Экс-копу Стиву Койлу устроили настоящие полицейские похороны. Комиссар Кёртис превозносил бывшего патрульного Стивена Койла, явно противопоставляя его другим, как образцового полисмена «старой закалки», для которого долг превыше всего. При этом Кёртис обходил молчанием тот факт, что Койла почти год назад уволили из состава БУП. Впрочем, он пообещал создать комиссию, которая рассмотрит возможность посмертного восстановления медицинской страховки Койла для выплаты компенсации его ближайшим родственникам, буде у него таковые обнаружатся.

В первые дни после смерти Тессы Фикары газеты вовсю трубили о том, как бастующий сотрудник полиции менее чем за год уничтожил двух самых разыскиваемых террористов в стране, а также способствовал уничтожению третьего, Бартоломео Стеллины, рьяного галлеаниста: это его Лютер сбил кирпичом.

Хотя забастовщиков теперь воспринимали с такой же враждебностью, с какой недавно относились к германцам (с ними часто сравнивали бастующих), рассказы о подвигах полисмена Коглина вновь вернули общественное сочувствие к забастовщикам. Главенствовало мнение, что если они захотят вернуться на свою работу прямо сейчас, то некоторых из них можно взять на прежнее место. По крайней мере, тех, у кого такой же выдающийся послужной список, как у Коглина.

Однако вскоре в «Пост» появилось сообщение, что сотрудник полиции Коглин, судя по всему, в прошлом поддерживал знакомство с Тессой Фикарой и ее мужем. Следом «Транскрипт», цитируя анонимного информатора из Бюро расследований, довел до сведения общественности, что сотрудник полиции Коглин и супруги Фикара некоторое время жили на одном и том же этаже одного и того же здания в Норт-Энде. Потом «Глоб» поместила материал, где приводились высказывания некоторых жильцов этого дома, описывавших отношения между сотрудником полиции Коглином и супругами Фикара как дружелюбные, до такой степени дружелюбные, что его дружба с Тессой Фикарой могла переходить границы допустимого; кто-то даже задавался вопросом, платил ли он ей за услуги. В свете вышеизложенного убийство им ее мужа приобретало совсем иную окраску: возможно, Коглином двигало не только чувство долга. Общество тут же отвернулось от сотрудника полиции Коглина, «этого грязного копа». Все разговоры о том, что забастовщики когда-нибудь смогут вернуться на прежнюю работу, прекратились.

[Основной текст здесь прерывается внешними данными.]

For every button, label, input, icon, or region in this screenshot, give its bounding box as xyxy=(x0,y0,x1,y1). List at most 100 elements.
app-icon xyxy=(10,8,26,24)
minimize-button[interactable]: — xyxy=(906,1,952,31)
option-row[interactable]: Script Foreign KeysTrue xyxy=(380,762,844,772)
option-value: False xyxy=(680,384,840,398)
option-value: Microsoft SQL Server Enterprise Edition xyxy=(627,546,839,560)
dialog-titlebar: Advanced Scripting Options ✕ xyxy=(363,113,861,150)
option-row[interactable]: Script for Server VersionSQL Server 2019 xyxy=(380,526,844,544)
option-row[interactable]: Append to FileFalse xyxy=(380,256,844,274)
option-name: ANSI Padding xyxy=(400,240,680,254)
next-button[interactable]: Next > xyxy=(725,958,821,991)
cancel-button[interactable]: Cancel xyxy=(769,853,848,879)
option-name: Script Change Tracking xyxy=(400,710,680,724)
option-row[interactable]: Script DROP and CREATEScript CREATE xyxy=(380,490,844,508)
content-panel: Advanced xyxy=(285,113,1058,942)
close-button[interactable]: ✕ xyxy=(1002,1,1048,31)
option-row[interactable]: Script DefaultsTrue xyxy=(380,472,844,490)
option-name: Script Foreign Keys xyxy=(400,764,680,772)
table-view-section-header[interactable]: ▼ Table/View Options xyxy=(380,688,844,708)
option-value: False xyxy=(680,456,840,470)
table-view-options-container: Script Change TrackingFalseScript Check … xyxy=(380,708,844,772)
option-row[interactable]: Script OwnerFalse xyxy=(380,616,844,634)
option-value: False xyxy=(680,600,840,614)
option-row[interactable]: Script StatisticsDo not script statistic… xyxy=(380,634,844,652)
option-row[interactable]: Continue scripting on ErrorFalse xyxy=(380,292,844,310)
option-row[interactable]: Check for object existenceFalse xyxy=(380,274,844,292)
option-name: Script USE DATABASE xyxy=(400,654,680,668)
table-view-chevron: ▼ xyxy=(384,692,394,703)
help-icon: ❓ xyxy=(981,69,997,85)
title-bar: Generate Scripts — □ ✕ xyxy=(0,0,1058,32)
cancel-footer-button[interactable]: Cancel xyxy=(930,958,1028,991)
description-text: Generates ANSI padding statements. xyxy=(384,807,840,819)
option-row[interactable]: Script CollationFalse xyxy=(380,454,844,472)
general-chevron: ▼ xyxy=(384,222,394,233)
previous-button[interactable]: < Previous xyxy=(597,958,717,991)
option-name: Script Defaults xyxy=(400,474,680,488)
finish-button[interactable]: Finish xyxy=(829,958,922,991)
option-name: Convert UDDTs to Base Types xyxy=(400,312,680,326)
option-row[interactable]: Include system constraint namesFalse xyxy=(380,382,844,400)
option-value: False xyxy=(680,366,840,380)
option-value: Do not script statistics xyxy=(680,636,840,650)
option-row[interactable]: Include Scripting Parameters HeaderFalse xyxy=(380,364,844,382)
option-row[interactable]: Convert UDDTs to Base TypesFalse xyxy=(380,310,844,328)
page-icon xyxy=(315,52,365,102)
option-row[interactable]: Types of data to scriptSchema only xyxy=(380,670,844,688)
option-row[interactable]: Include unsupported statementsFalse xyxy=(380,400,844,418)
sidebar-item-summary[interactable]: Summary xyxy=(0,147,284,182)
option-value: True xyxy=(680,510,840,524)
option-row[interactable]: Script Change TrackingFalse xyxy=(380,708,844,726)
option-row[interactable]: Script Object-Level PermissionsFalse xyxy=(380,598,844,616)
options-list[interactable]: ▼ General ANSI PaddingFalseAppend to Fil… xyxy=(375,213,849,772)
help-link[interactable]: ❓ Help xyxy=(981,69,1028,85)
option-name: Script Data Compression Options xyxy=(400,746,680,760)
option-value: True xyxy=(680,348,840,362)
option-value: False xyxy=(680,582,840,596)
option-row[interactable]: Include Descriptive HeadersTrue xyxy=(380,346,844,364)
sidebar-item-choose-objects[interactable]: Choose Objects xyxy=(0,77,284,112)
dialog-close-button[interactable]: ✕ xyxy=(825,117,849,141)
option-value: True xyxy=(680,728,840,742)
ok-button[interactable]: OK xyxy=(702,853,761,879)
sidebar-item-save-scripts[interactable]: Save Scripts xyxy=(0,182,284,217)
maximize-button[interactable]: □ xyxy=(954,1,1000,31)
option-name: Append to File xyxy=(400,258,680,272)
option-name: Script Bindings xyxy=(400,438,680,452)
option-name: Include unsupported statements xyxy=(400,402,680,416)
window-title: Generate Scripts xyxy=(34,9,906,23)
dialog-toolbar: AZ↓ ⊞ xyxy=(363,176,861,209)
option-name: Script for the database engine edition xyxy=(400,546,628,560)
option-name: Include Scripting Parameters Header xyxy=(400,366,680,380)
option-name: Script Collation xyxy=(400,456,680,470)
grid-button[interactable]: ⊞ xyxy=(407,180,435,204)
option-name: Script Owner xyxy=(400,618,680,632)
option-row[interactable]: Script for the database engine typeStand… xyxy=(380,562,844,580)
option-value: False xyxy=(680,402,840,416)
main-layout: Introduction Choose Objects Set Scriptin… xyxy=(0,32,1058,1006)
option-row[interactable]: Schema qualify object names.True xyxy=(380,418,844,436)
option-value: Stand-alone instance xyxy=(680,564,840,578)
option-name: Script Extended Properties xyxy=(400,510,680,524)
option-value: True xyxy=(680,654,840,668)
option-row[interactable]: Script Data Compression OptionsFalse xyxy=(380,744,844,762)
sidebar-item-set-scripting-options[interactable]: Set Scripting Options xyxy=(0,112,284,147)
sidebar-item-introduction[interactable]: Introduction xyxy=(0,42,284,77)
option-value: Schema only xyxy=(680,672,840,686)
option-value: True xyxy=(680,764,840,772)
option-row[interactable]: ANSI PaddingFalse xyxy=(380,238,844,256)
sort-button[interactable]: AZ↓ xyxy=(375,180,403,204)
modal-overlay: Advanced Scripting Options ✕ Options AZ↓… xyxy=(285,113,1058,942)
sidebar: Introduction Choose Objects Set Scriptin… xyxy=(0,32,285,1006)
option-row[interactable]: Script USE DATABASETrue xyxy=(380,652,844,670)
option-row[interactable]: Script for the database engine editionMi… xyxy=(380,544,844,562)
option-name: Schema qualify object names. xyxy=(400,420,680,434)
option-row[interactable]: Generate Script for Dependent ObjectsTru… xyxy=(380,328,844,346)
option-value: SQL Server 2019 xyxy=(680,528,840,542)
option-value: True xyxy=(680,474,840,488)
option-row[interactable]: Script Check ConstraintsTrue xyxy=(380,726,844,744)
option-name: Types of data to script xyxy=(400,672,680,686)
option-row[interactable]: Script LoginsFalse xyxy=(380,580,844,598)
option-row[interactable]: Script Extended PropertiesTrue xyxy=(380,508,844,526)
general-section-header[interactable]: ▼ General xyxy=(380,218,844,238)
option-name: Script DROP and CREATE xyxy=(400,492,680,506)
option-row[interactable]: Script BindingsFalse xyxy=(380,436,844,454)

О бостонских беспорядках писали журналисты по всей стране, в их изложении стачка приобрела поистине легендарные масштабы. Согласно некоторым газетам, толпу ни в чем не повинных гражданских лиц расстреливали из пулеметов, и число жертв исчислялось сотнями, а материальный ущерб — миллионами долларов. На самом деле погибших было девять, а ущерб не превысил миллиона долларов, но публика не желала этому верить. Забастовщики, по общему убеждению, были большевиками, а их стачка развязала в Бостоне настоящую гражданскую войну.

вернуться

85

На выборах 1920 года победит Уоррен Гардинг, а Кулидж будет избран вице-президентом. Президентом он станет в 1923 году после смерти Гардинга, а в 1924-м будет переизбран; баллотироваться в 1928 году откажется.